For Herzog the cave is an occasion to muse on the idea of art itself (as well as the nature of man). 'It’s quite evident that it is Us," Herzog says here. 'It is Us 32,000 to 35,000 years ago." His point being that the paintings were created by Paleolithic man (the Neanderthals were already on the way out, we’re told) and that the cave, which was not used for anything other than painting and ceremonies, was a kind of art gallery. Or to put it another way, art is not learned or manufactured; it is innate – but is that really possible to accept? Were these paintings conscious art or the offspring of an undefined impulse? Of course Herzog accepts the impossibility of arriving at a definitive answer to this brain twister but he does not equivocate or waffle about his own feelings. He erupts into overdrive at times as his camera beholds the majesty of the work on view here: "It never got better [Picasso was a primitive by comparison Herzog implies!].
'It is as if the modern human soul erupted here."
The cave and the art there move Herzog into a series of tangents that include albino alligators, and pondering whether ancient man dreamed and cried the way we dream and cry"¦
Actually too much discussion about Herzog and his musings can sadly distract from the fact that the director is often a truly splendid filmmaker, a brilliant manipulator of sound and image with an eye for beauty and mystery (and anyway, his mystique has long been suspected by fans as a delicious form of satire at the expense of, well, overly cerebral documentary filmmakers).

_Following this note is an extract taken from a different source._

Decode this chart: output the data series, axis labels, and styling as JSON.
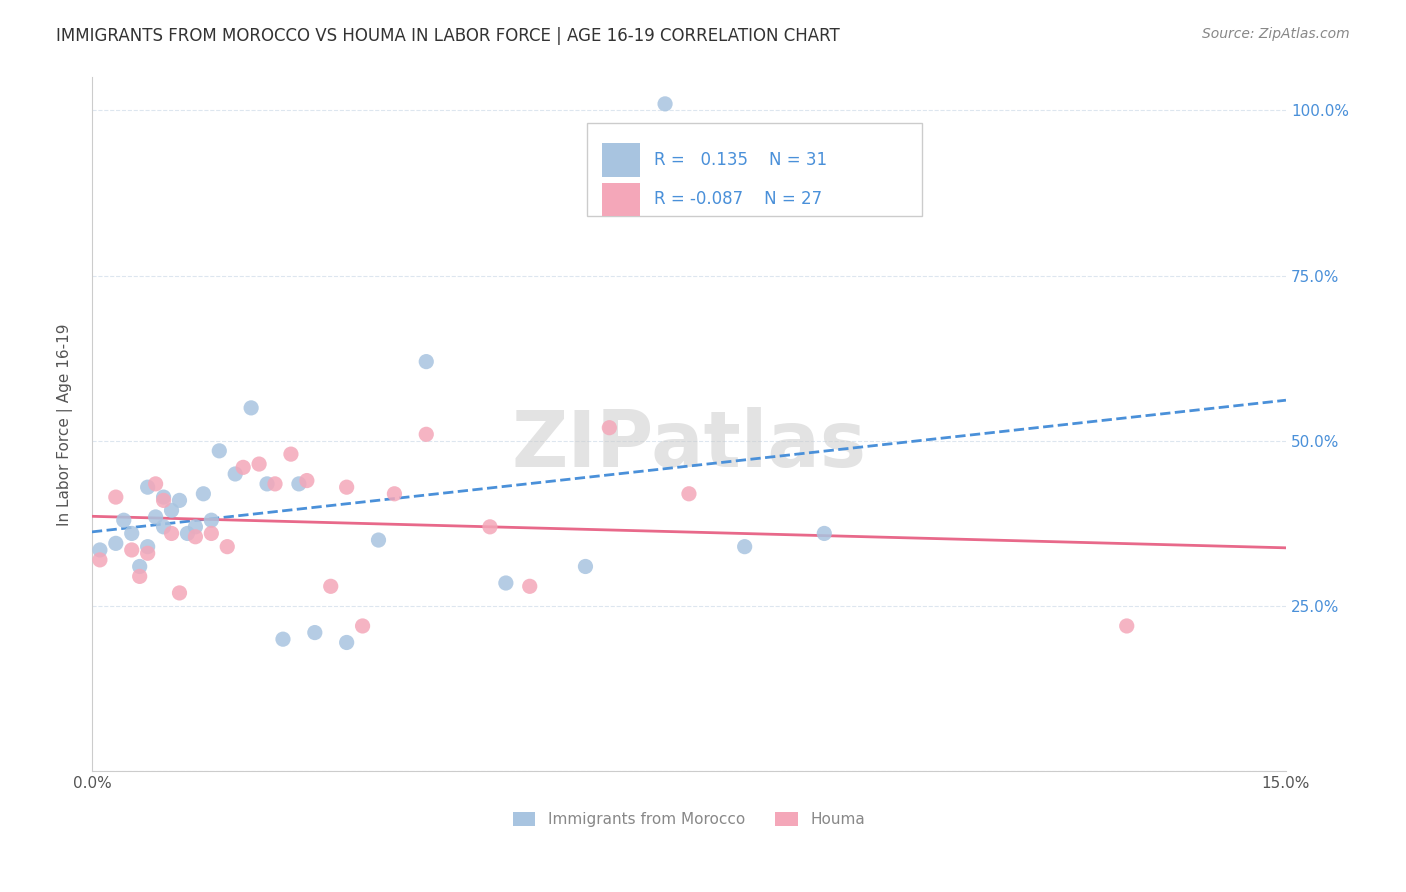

A key to the film’s success is the use of 3D; and the technique here is the best I’ve seen; and that includes the big blockbusters. It achieves what few films have been able to do; you really feel like the movie is happening around you. Here the camera is used as a tool to offer up a celebration of natural wonder. Rock formations, rivers and the cave itself are shot in way that inspires grandeur; the camera (mounted on a specialist rig) floats and dives across the landscape. Herzog is clearly enraptured by what he has found here. He wants to fill your eyes and your psyche with its splendors"¦and dreams.